Spyderbat is doing some wonderful work with eBPF and proactive configuration protection in the form of specifying what processes can run on a container. They have a clear emphasis on providing actionable process and network level data to indicate when threats exist on a system, but still are working on their interface and UI.

ARMO has very recently dug into a runtime ebpf agent, kubecop. They've launched in their unique open source way and are promising to deliver some real optionality against Falco.

Operant offers a unique network level approach for securing containers, kubernetes, and APIs. They create excellently detailed ingress and egress maps of your application, and develop rules against that granular visibility for detection and response.

Oligo's ebpf agent is differentiated by its unique detections around exploits against third party platforms. If I was worried about third party zero days - this is the tool I would get.

Datadog's runtime workload protection is a close second to Sysdig in terms of their robust content library.
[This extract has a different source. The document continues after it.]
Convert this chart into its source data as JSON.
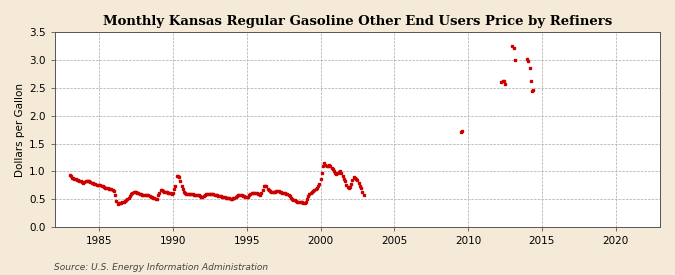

It lacks response capabilities, but it's a great option if you're already using Datadog for other monitoring and security needs.

Sweet Security has developed a platform that gets to the details of actually securing your environment. While other providers on this list may be more mature at cloud visibility more generally, Sweet Security provides a level of detail that would actually stop a real attack.

KSOC offers a unique approach to container runtime security that's focused mostly on the security of the cluster itself. It works by analyzing kubernetes audit logs, which lets it sit a unique position between container and IaC scanning. They're a great supplement to existing runtime protection.

Deepfactor uses their unique ability to intercept application calls to provide unique container runtime protection that's not seen in other providers. Their workflow for going through alerts needs work however.